As patients with CLL live longer they are experiencing a higher risk of secondary malignancy. The well known risk is of Richter's transformation in which an aggressive lymphoma supervenes. It seems that most cases are related to the immune defect that is present in CLL and that at least half are due to an inability to control the EB virus. However, it has come to light that patients who have autologous transplants have at least an 15% chance of developing MDS or AML. This is similar to what is found for patients with breast cancer and non-Hodgkin's lymphoma, and seems to be related to the chemotherapy used to induce remission or to condition the patient for the transplant. Moreover, patients treated with FCR or even plain fludarabine also have an increased risk of developing MDS or AML.
Why is it that some patients can receive this sort of chemotherapy safely and others are at risk of a second malignancy. The answer lies in the genes.
Despite the human genome having been sequenced, it is clear that everyone differs slightly from everyone else. These differences are due to polymorphisms. Some of us are blood group A, some B, some AB and some AB. We have different versions of a gene for blood groups. All differences between individuals have such an origin. Big ears, blue eyes, no ear lobes, red hair? All down to our genes. Some of these differences are due to a single amino-acid substitution in a protein. The best known is sickle cell disease. Here the substitution of a valine for a glutamic acid at position 6 in the beta chain of hemoglobin is sufficient to cause a crippling disease. However there are hundreds of similar substitutions in the hemoglobin molecule. Many of them cause no ill health whatsoever, but others cause various malfunctioning of the hemoglobin molecule.

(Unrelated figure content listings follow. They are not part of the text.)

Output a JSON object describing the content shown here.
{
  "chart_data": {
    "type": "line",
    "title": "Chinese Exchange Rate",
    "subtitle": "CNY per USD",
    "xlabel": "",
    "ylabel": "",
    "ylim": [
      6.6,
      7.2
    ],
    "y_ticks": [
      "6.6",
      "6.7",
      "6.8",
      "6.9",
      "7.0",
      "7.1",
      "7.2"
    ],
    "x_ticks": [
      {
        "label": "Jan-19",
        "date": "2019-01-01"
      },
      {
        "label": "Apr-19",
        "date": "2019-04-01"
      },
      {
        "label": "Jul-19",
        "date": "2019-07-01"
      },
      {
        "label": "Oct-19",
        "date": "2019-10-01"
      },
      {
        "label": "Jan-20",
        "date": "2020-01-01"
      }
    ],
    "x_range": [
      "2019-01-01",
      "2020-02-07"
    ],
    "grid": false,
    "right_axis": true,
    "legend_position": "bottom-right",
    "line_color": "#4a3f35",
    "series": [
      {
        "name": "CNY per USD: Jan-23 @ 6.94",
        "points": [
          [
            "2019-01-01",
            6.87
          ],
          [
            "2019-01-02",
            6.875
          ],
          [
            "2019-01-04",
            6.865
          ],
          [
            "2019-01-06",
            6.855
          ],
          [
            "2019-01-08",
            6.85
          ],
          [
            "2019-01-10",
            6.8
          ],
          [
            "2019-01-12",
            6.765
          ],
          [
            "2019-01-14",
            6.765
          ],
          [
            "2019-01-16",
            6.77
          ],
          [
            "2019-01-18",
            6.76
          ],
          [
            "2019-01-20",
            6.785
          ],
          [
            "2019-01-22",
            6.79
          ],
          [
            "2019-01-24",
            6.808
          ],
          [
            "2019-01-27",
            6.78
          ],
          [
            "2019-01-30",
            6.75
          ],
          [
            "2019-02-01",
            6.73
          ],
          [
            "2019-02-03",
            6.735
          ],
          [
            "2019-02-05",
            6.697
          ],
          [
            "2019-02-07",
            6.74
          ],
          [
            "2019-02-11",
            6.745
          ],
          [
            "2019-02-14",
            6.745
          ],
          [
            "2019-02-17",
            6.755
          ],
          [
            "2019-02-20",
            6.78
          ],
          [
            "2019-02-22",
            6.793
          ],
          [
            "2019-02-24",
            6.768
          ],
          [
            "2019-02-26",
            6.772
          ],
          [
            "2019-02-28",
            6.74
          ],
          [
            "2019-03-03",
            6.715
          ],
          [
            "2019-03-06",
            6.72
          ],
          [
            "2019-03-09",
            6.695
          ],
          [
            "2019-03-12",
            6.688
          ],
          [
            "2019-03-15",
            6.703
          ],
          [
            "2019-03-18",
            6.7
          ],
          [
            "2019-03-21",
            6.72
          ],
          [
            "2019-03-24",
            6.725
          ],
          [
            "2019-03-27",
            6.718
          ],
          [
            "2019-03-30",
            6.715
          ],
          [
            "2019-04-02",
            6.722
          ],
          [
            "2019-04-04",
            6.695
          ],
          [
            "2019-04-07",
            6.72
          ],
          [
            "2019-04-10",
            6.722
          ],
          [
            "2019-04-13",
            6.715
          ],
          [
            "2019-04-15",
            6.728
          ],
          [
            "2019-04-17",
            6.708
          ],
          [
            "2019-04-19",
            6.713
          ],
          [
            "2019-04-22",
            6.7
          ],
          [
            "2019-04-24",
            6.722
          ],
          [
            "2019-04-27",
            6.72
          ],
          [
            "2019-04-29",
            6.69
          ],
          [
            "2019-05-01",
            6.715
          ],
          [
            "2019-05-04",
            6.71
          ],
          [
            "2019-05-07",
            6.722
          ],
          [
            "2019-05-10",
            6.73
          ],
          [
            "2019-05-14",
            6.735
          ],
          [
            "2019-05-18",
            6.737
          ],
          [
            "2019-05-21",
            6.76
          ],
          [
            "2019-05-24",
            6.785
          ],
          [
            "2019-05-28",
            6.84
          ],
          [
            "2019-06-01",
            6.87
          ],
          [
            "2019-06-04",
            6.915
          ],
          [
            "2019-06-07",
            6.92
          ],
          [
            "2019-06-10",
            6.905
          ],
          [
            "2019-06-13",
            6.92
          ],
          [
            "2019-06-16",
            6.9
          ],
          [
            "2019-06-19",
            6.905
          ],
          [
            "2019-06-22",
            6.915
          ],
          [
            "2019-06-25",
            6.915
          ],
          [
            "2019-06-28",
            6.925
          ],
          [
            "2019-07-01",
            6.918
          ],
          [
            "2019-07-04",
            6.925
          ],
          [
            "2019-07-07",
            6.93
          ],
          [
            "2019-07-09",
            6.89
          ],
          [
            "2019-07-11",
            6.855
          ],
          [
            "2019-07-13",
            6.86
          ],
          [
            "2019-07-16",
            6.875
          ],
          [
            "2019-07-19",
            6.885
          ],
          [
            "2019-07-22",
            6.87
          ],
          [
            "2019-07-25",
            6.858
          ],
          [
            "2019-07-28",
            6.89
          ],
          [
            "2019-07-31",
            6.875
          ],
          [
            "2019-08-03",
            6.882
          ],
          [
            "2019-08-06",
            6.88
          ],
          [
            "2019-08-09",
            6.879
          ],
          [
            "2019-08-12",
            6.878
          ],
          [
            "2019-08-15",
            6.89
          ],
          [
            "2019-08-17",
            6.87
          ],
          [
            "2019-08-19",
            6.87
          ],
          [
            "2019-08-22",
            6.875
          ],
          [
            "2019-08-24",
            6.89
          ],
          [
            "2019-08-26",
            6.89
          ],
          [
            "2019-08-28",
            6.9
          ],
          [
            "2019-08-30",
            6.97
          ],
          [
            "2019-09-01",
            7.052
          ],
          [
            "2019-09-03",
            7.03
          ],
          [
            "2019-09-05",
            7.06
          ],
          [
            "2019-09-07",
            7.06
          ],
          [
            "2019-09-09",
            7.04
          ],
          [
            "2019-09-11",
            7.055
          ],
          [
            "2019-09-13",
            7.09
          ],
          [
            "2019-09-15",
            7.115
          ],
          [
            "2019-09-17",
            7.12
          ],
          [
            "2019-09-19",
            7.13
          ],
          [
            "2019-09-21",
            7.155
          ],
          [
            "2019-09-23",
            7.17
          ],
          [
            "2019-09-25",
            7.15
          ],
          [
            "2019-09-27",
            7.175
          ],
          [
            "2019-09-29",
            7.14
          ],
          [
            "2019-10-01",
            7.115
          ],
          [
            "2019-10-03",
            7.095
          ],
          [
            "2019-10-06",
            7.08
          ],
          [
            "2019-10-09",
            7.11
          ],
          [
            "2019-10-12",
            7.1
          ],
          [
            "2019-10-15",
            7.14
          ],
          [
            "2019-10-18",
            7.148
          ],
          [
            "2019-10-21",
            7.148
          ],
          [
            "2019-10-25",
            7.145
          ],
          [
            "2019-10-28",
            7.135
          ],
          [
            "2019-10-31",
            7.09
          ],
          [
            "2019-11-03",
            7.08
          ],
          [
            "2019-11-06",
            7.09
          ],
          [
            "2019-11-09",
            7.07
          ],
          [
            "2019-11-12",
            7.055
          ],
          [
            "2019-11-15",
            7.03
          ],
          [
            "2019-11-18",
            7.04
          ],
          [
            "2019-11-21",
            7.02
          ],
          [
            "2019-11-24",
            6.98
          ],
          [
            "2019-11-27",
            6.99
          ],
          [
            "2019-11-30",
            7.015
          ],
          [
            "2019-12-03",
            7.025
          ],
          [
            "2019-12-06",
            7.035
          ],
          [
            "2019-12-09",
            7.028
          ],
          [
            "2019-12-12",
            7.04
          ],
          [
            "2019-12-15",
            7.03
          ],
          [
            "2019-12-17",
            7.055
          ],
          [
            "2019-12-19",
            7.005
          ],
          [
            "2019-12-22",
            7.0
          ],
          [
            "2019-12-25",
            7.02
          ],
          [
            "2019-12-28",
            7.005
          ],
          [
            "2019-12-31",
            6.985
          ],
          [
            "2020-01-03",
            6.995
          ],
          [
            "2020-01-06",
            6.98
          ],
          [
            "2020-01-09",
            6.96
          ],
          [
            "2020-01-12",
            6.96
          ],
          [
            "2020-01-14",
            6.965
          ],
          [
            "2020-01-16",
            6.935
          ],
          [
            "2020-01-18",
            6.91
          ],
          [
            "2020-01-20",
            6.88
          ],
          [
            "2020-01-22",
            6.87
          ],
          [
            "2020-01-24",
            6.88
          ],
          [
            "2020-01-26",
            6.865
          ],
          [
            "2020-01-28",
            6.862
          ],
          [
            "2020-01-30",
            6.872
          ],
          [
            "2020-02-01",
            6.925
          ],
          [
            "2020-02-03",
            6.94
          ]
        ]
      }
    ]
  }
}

Every other protein in the body is susceptible to the same sort of damage. I remember being astonished to discover when I was a junior doctor that the enzyme glucose-6-phosphate dehydrogenase has at least 160 different polymorphisms and that most don't cause a disease. In patients likely to develop MDS or AML after chemotherapy the polymorphisms mainly affect the enzymes concerned with DNA repair or toxin metabolism. Theoretically it should be possible to screen for these polymorphisms before administering cytotoxic drugs. We just need a little more time to be sure we fully understand all the mechanisms. I will write some moreabout the specific mechanisms as I study them, but here is something about gluthathione-S transferase:
A good example is the enzyme glutathione S-transferase (GST), which is involved in the detoxification of carcinogens such as alkylating agents and epoxides by catalyzing their conjugation to glutathione. It has been postulated that deficiency of this enzyme might be associated with a greater risk of MDS. Both GST M1 and GST T1 genes have a “null” variant allele in which the entire gene is absent. Chen et al found an odds ratio of 4.3 (95% CI, 2.5-7.4) for the GSTT1 null genotype and this was confirmed by Sasai et al who found that in individuals with the GSTT1 null genotype the odds ratio for disease risk were raised to 2.65 (95% CI 1.27-5.52) for de novo MDS, 4.62 (95% CI 1.48-14.4) in therapy related AML and 2.94 (95% CI 1.07-8.07) in AML with trilineage dysplasia.
On the other hand Davies et al found the GSTT1 null genotype similarly distributed in MDS patients as in a healthy population, but an odds ratio of 2.0 (95% CI, 1.3-3.1) for the GSTM1 null genotype in patients with AML/MDS compared with controls. Subsequently, three groups have demonstrated that the double null GSTT1/GSTM1 genotype to be overrepresented in Caucasian, Asian and Hispanic patients with primary and secondary MDS, AML and aplastic anemia.